After visiting the main store, we headed to Etha, a quaint cafe featuring Ikutouen’s handcrafted tableware. It’s a great spot for an afternoon tea in between strolling around Yachimun-dori.
Then we headed to nan*ne, a cafe and shop selling handcrafted goods from around Japan.
After seeing where the products end up on sale, we headed to the beginning of the pottery-making process by visiting Ikutouen’s workshop, where we spoke to craftsmen about how they make their products.
Pottery Making Process
The process of making pottery follows a few simple steps:
1. Decide which clay to use
The process of making the pottery depends on what type of clay is used, since red clay is courser and is often used for hand-building pottery and sculptural work while white clay is smoother and is more suited for high-quality ceramic art and delicate figurines. They are also fired at different temperatures, since red clay is fired at lower temperatures ranging from 1800 to 2100 degrees while white clay is fired at higher temperatures exceeding 2300 degrees. Tsuboya Ikutouen has multiple kilns that operate at different temperatures.
2. Mold it on the wheel (5-15 min. depending on the product)
Once the type of clay is selected, then the pottery is molded on the wheel, a process that takes 5 to 15 minutes depending on what kind of tableware is being made.
Before it is fired in the kiln it looks much larger than the final product.
3. Add decorations
Okinawan pottery is known for its distinctive decoration styles and artists at Tsuboya Ikutouen use a variety of methods to embellish their pieces. Their pottery’s colorful glazes feature intricate patterns, often featuring motifs inspired by nature, such as waves, flowers, and fish. These patterns are meticulously painted by hand, requiring precision and creativity.
4. Fire it in the kiln
Firing is a crucial step in pottery-making. The pottery is placed in a kiln and the firing process is carefully controlled to achieve the desired finish. In Okinawan pottery, two types of firing are common: “yakishime,” which is a high-temperature unglazed firing, and “yohen,” which involves glazing and re-firing at lower temperatures. Each firing method imparts unique characteristics to the pottery.
5. Glaze it if necessary
For pieces that require glazing, artisans apply a glaze made from local materials to enhance the pottery’s beauty and durability. The glaze can be clear or colored and it is carefully applied to achieve the desired effect.

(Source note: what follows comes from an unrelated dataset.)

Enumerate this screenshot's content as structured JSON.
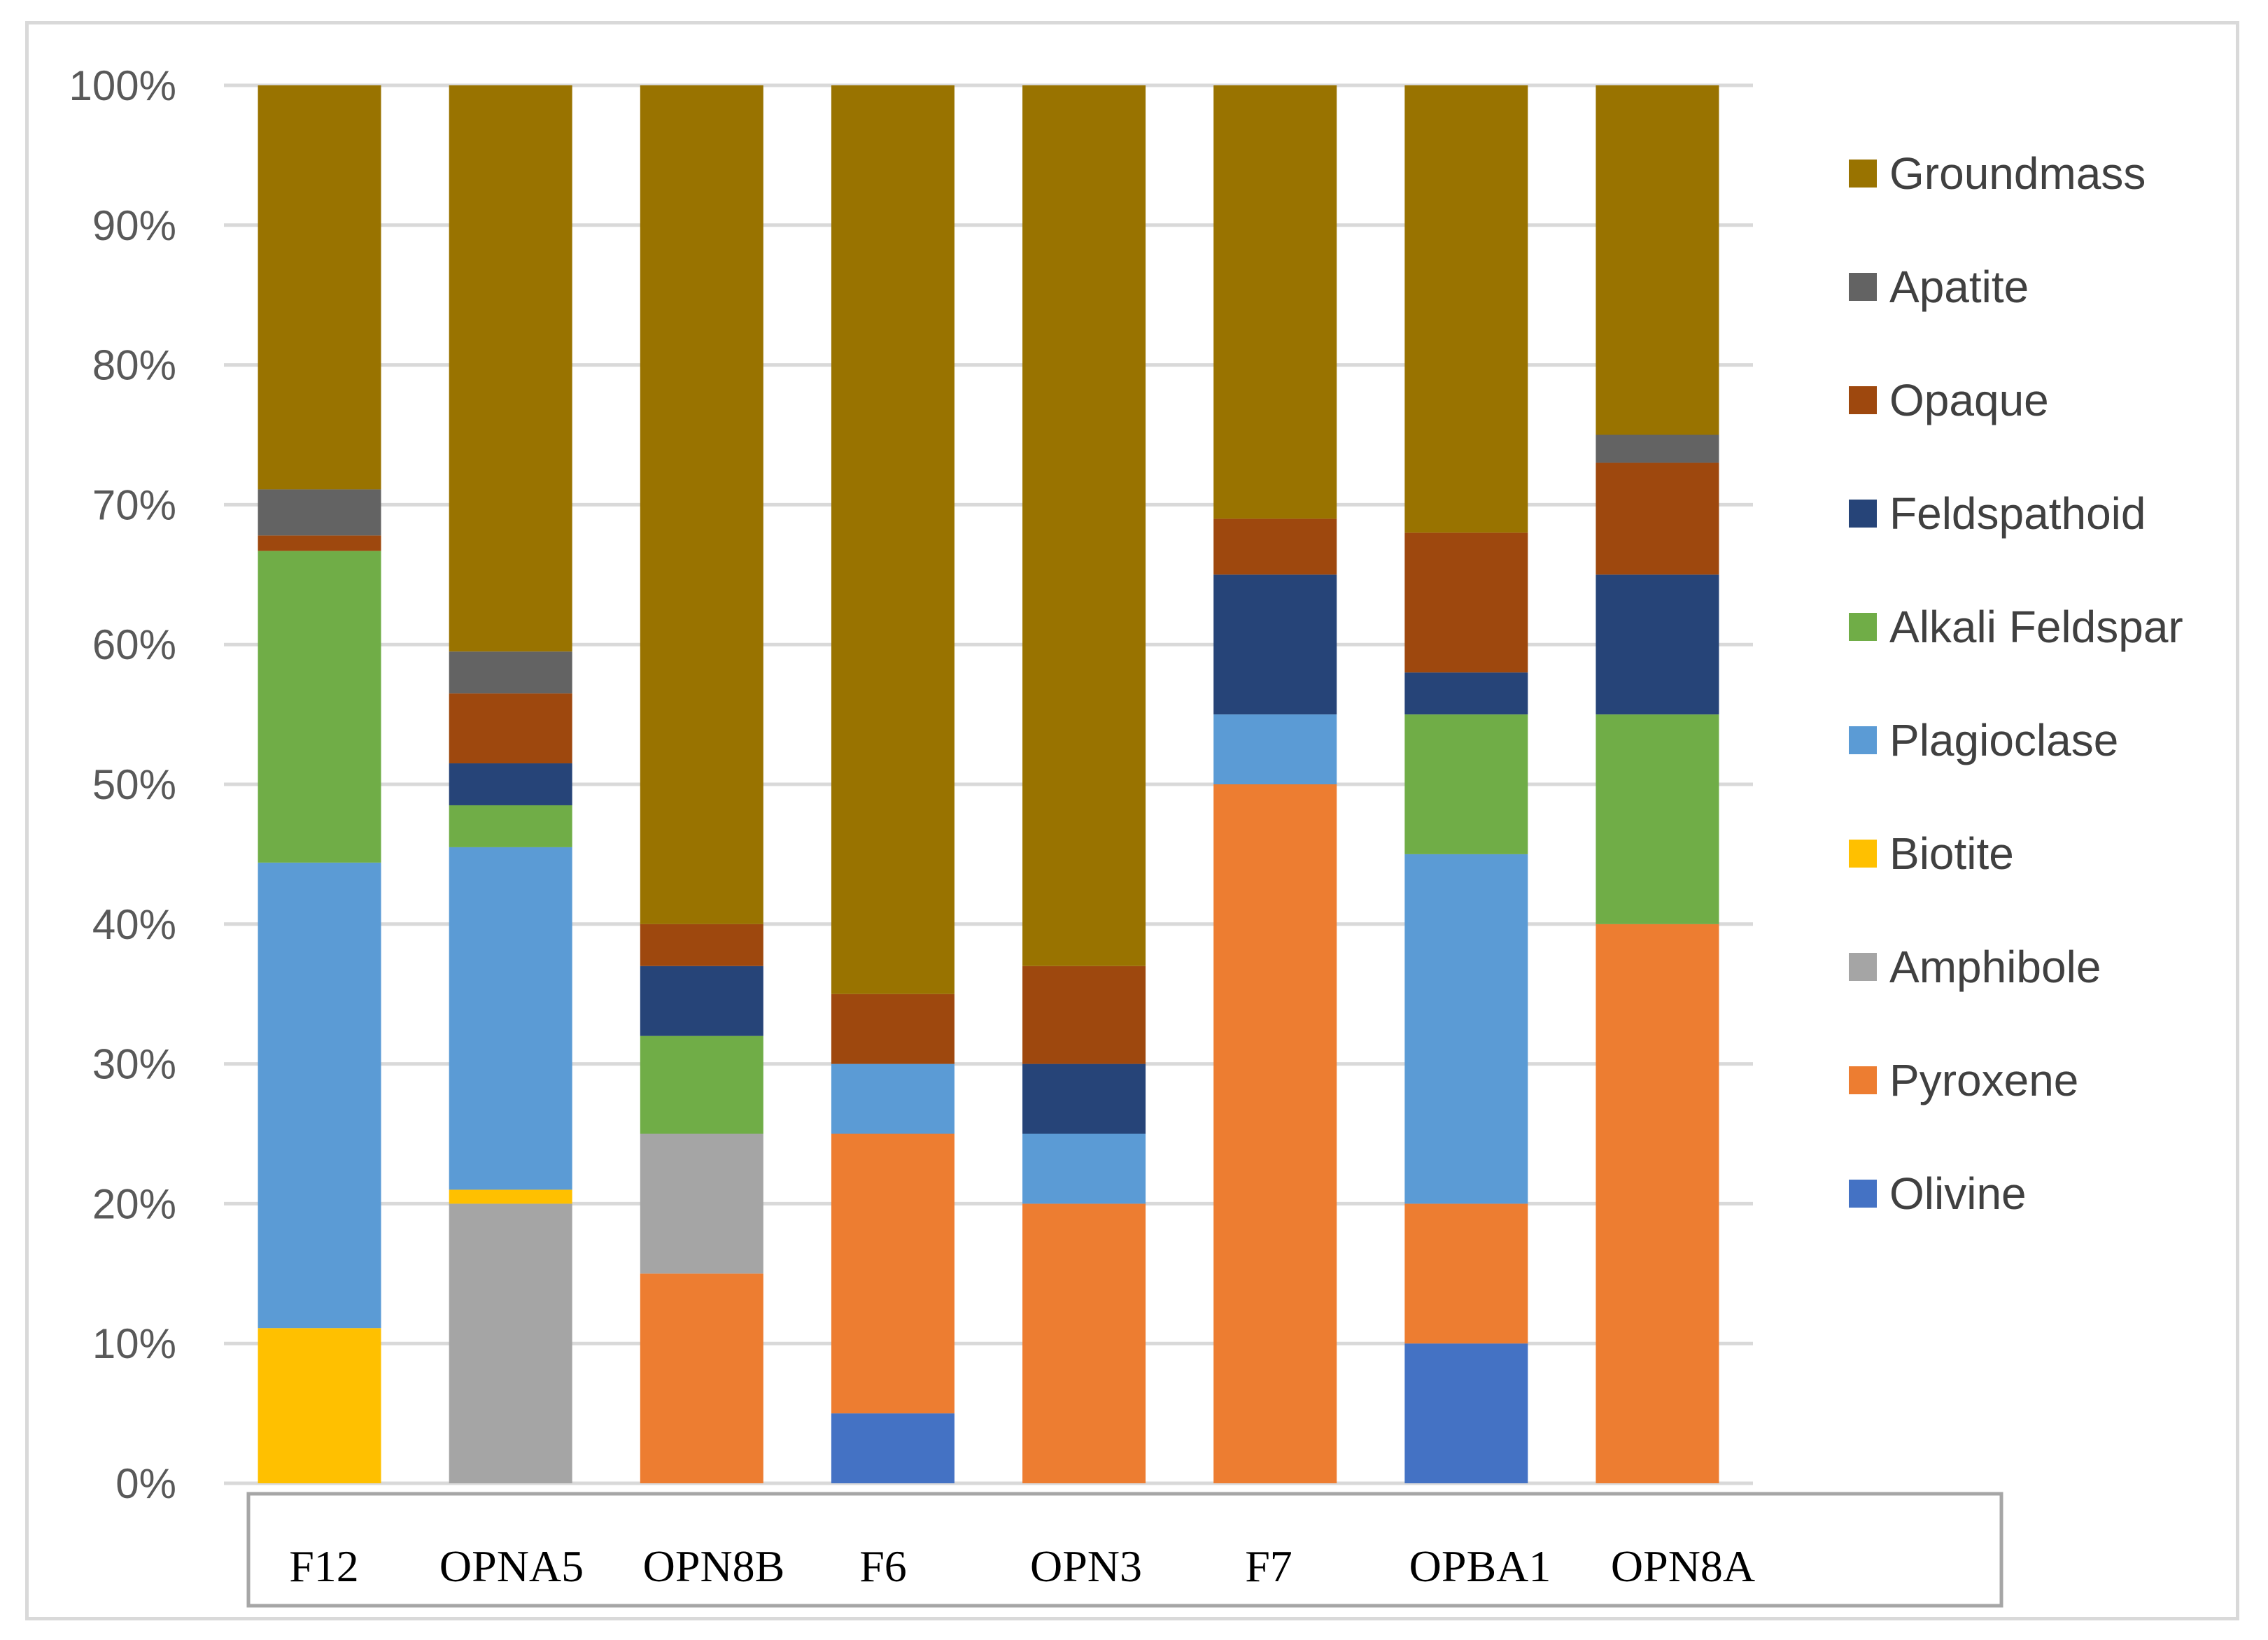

6. Fire it in the kiln again
Depending on the oxygen flow of the kiln, the color of the pottery changes. The product is fired in the kiln until the desired color is achieved.
7. Fix the parts that are cracked or go over it with white clay
White clay is more rare and expensive and is used to add finishing touches. The pieces are polished to a smooth, glossy finish. This meticulous attention to detail ensures that each piece is of the highest quality.
Tsuboya Ikutouen Pottery is dedicated to preserving the traditions of Okinawan pottery-making. They often host workshops and demonstrations, allowing visitors to experience the art form firsthand and learn about the cultural significance of this craft. You can make your own shisa at their dojo, which is about a 5-minute walk from the main Tsuboya Pottery Kiln Ikutouen.
In the end, the process of making pottery at Tsuboya Ikutouen Pottery is a labor-intensive and artistic endeavor that involves a deep connection to Okinawan culture and tradition. By visiting their shops or participating in their workshops, you can learn about the care and tradition that goes into creating these cherished cultural products. We hope you can spot their products featured at our hotel!